Mr. Sanders’ track record in Congress and in Burlington has fueled a debate over how he would act as president – whether he could temper his ideological purity enough to build alliances and forge broadly acceptable policies. Some see him as pragmatic, taking the occasional go-it-alone stands, yes, but also voting with Democrats on major pieces of legislation and now and then siding with Republicans as well. 

He has also been signaling on the campaign trail in recent months that he’s not a rigid ideologue, offering tempered comments, for instance, on impeachment and declining to support reparations for descendants of black slaves.

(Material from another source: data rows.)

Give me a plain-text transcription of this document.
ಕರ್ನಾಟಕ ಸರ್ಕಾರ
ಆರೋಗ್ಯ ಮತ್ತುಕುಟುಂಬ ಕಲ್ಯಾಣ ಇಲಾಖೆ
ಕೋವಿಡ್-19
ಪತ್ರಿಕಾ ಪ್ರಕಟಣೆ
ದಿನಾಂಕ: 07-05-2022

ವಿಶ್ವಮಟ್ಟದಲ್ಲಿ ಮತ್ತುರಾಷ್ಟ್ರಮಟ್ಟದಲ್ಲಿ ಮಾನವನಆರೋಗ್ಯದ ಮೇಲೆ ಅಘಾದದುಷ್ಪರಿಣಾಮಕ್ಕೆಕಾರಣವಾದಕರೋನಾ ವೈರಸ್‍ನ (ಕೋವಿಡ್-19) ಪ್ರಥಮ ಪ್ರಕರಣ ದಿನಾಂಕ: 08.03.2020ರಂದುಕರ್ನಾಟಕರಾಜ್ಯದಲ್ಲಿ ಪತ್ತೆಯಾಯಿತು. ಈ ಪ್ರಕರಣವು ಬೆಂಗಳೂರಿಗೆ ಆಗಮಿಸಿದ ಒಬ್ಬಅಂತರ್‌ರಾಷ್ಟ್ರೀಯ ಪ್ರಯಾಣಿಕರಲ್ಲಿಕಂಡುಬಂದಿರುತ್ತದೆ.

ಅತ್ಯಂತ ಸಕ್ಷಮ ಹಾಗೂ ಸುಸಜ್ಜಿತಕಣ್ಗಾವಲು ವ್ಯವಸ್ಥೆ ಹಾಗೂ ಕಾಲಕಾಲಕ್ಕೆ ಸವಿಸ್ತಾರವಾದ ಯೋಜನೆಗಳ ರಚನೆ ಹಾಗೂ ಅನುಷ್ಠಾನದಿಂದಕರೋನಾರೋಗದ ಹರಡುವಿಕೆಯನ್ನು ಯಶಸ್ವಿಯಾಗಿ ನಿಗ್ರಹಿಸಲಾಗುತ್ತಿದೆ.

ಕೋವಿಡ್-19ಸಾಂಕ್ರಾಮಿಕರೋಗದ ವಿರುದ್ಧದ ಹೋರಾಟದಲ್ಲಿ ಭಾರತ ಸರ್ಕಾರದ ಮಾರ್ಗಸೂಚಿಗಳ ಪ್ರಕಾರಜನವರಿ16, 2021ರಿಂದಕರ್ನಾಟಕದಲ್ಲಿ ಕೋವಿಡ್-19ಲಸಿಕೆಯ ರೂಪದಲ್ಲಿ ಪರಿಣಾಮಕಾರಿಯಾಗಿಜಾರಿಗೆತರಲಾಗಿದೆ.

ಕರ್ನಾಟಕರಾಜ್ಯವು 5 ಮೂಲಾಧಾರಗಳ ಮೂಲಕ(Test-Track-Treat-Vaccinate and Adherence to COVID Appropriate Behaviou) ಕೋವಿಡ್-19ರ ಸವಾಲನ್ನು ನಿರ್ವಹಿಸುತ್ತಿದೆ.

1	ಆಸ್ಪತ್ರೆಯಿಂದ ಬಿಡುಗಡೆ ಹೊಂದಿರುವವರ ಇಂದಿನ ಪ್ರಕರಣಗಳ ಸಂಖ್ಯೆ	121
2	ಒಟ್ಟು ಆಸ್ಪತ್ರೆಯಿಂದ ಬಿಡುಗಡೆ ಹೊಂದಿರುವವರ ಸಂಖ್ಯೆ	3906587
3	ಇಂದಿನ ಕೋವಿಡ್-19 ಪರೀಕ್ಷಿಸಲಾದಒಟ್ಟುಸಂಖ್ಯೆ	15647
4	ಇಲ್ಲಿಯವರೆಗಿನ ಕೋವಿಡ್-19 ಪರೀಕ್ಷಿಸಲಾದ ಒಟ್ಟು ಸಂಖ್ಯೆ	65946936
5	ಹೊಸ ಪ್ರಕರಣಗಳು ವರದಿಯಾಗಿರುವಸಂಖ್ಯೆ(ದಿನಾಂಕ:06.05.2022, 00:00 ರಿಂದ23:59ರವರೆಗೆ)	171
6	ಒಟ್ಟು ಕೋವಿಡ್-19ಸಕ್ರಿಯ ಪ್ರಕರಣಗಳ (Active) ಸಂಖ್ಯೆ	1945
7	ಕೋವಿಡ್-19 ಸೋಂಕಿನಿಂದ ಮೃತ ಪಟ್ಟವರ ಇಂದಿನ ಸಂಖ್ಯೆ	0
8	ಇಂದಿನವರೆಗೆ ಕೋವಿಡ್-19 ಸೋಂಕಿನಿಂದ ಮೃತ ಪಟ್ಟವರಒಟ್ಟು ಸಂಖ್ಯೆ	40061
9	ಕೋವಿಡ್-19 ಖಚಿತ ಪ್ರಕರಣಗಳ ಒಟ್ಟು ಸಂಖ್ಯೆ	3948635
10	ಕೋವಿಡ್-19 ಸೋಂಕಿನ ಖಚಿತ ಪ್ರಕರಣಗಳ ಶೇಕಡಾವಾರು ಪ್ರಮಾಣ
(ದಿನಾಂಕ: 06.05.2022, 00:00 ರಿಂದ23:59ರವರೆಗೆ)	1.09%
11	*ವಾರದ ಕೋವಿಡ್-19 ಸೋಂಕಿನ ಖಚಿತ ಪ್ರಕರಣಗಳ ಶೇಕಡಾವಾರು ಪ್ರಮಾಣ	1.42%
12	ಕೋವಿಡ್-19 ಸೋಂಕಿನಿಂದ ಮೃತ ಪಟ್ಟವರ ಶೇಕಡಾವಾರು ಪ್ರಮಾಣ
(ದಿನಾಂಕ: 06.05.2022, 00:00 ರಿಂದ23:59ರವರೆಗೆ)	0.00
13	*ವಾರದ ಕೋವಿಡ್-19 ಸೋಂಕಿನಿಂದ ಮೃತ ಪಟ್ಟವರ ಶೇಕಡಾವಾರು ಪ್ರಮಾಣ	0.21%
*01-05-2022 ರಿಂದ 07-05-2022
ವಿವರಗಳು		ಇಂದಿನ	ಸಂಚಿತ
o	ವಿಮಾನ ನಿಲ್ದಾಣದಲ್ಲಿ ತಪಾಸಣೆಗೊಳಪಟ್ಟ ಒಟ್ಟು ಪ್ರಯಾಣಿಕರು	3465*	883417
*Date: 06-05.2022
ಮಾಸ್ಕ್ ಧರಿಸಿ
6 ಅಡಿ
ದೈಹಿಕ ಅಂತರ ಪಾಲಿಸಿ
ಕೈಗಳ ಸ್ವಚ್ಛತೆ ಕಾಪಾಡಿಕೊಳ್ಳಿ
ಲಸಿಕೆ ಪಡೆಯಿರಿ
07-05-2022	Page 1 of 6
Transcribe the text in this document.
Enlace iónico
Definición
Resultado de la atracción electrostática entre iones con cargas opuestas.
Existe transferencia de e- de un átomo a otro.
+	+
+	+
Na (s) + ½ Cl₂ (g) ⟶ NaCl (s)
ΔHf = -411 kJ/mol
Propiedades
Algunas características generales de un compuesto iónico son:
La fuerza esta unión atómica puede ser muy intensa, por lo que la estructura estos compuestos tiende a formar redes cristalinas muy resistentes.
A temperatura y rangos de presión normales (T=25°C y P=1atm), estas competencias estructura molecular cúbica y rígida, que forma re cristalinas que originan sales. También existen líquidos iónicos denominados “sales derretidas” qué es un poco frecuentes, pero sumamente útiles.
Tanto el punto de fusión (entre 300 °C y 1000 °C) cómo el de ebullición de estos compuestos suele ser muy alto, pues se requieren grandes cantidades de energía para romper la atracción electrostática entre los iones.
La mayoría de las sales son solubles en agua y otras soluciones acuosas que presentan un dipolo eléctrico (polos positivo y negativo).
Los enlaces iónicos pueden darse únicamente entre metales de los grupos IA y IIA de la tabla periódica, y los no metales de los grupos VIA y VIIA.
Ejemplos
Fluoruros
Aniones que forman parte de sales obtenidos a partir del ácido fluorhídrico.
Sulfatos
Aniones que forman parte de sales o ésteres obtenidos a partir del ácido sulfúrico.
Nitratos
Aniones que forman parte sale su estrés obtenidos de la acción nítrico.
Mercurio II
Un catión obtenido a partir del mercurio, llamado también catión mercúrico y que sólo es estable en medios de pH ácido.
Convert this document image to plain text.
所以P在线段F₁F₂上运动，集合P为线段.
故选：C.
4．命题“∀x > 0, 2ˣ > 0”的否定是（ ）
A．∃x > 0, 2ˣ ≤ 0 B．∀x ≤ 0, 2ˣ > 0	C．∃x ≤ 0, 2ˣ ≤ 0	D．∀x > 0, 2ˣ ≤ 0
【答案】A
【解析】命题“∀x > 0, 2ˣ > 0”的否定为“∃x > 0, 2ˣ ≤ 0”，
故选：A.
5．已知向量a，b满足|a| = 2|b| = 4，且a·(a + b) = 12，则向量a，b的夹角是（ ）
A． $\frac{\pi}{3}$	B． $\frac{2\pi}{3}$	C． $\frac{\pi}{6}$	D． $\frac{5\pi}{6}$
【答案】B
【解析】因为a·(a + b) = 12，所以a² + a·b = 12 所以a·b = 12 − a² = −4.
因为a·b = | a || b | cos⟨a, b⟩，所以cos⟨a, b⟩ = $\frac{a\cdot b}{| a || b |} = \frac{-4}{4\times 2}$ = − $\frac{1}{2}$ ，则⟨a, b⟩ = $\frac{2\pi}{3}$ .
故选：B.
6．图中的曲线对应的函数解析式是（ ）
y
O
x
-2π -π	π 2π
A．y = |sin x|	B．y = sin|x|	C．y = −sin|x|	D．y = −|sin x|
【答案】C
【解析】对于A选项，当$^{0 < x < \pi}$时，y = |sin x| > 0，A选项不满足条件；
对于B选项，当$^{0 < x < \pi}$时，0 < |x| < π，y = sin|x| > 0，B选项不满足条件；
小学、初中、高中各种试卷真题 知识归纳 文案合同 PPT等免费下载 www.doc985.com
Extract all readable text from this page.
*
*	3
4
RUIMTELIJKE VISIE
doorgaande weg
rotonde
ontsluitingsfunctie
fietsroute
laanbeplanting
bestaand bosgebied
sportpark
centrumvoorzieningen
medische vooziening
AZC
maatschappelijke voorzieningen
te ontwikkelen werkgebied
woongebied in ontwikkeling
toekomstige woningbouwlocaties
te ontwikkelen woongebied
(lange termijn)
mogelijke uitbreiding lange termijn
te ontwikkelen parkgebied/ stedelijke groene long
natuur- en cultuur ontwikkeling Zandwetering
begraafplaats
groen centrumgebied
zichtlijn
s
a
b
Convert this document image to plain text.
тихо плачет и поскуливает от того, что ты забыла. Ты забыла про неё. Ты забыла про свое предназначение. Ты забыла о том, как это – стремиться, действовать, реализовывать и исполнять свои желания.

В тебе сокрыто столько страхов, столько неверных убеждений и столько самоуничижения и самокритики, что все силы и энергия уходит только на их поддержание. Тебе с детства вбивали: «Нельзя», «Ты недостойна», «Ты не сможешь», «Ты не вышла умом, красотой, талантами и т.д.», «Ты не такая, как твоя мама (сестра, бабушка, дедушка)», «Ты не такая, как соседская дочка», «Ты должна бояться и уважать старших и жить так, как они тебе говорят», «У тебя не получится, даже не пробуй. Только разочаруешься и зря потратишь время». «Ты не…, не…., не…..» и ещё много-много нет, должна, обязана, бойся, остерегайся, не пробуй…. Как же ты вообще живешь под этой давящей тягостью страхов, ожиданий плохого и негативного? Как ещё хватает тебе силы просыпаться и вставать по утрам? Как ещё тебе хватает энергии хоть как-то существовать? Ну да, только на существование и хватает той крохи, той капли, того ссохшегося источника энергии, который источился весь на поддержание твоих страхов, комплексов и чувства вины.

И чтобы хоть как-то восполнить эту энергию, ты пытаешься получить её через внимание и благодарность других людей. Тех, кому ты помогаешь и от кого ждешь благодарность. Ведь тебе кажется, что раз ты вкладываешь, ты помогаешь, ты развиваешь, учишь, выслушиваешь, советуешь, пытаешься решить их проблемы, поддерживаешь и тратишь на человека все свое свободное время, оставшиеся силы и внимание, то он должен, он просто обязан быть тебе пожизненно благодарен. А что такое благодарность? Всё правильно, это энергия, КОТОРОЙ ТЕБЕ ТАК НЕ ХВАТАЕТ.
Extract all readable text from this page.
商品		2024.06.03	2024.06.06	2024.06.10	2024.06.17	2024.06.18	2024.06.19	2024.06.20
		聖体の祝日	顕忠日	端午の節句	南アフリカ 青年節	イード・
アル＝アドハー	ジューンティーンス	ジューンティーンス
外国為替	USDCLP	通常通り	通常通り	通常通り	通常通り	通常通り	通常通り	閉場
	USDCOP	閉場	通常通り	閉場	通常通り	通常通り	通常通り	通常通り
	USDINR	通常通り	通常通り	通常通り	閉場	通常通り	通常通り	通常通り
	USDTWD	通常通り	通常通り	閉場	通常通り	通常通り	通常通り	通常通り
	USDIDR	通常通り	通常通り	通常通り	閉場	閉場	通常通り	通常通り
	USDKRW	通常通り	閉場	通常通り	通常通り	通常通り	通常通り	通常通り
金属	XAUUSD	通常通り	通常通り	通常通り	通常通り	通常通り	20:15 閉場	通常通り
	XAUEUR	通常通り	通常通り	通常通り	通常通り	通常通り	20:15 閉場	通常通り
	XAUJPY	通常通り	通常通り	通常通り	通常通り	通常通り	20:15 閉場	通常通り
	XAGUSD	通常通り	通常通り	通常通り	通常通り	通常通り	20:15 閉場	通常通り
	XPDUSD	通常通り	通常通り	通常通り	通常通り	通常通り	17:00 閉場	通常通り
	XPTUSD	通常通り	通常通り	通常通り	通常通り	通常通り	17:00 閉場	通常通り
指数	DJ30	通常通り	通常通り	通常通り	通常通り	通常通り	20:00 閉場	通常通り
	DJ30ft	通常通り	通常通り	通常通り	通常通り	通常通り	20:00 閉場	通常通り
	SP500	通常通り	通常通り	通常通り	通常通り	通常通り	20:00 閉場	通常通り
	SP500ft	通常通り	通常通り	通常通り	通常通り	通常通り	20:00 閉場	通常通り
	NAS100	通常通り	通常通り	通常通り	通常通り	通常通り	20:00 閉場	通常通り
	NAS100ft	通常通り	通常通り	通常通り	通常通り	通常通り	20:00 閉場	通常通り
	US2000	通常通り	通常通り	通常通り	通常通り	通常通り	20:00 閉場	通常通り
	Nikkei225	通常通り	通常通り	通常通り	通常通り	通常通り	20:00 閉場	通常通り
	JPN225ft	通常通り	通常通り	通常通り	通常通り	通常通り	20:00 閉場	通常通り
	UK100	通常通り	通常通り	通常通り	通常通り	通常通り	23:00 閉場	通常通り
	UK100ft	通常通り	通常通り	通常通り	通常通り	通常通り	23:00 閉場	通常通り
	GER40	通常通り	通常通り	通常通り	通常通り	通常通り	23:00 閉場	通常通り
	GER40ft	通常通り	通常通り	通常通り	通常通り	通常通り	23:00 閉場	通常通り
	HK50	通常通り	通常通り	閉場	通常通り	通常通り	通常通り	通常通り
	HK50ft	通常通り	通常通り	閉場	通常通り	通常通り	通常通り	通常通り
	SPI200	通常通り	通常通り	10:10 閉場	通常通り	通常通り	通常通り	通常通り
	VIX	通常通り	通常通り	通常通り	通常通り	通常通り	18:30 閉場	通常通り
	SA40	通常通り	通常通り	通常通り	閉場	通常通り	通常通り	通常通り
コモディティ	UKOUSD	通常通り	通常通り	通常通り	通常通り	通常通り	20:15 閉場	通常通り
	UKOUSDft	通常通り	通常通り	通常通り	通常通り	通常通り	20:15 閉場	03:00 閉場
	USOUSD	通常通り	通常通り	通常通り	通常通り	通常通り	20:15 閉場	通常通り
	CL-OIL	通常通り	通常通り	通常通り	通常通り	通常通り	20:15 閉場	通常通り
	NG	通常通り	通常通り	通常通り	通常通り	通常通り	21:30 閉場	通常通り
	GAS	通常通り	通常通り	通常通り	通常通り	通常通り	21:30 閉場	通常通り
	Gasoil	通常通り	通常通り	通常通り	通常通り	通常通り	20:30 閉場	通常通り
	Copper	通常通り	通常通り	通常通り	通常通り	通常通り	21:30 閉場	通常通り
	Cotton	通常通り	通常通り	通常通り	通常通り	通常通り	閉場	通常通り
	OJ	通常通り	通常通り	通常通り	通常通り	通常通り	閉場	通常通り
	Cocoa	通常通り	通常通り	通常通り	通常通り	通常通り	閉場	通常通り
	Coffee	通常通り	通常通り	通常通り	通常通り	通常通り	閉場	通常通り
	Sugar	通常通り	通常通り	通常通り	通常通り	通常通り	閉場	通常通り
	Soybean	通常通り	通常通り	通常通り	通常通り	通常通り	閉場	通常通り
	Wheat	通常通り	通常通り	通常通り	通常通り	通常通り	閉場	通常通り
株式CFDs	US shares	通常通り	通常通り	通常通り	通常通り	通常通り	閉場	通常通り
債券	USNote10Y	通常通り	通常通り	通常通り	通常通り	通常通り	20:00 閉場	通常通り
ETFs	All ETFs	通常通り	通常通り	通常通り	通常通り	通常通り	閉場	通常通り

Yet Mr. Sanders remains one of the most consistently liberal politicians of the past 50 years, a man who is a true oddity in American politics: a lifelong independent running for the nomination of the Democratic Party, whose establishment he has often railed against, espousing democratic socialist ideals that Republicans love to ridicule.

But at least everyone knows where he stands. Just look at that first speech.

***

Sanders bio

Born: Sept. 8, 1941, in Brooklyn, New York 

Father: Elias Ben Yehuda Sanders, who moved to the U.S. from Poland and became a paint salesman. Most of his family was killed in the Holocaust. 

Mother: Dorothy Glassberg, daughter of Jewish immigrants from Poland and Russia

Early penury: Grew up in a 3 1/2-room apartment in Brooklyn. His mother once yelled at him for not walking farther to a cheaper grocery store when she sent him out with a shopping list.

Spouse: Jane O’Meara Sanders, whom he married in 1988 while mayor of Burlington, Vermont. They honeymooned in the Soviet Union. She has worked as a political adviser, college provost, and college president.

Children: Four, one (Levi) from a previous relationship of Mr. Sanders. The other three stepchildren are from an earlier marriage of Ms. Sanders.

Education: University of Chicago, Bachelor of Arts in political science

Religion: Jewish

Elections: Won 15, lost 8 – including coming in last in an election for class president in high school 

Political career: mayor of Burlington for 8 years, U.S. representative for 16 years, and U.S. senator for 12 years (so far)

Athleticism: Former competitive runner. Ran 4:37 mile in high school. 

Early lesson in capitalism: The owner of Mr. Sanders’ beloved Brooklyn Dodgers, whom he would watch from 60-cent bleacher seats, sold the team to Los Angeles interests.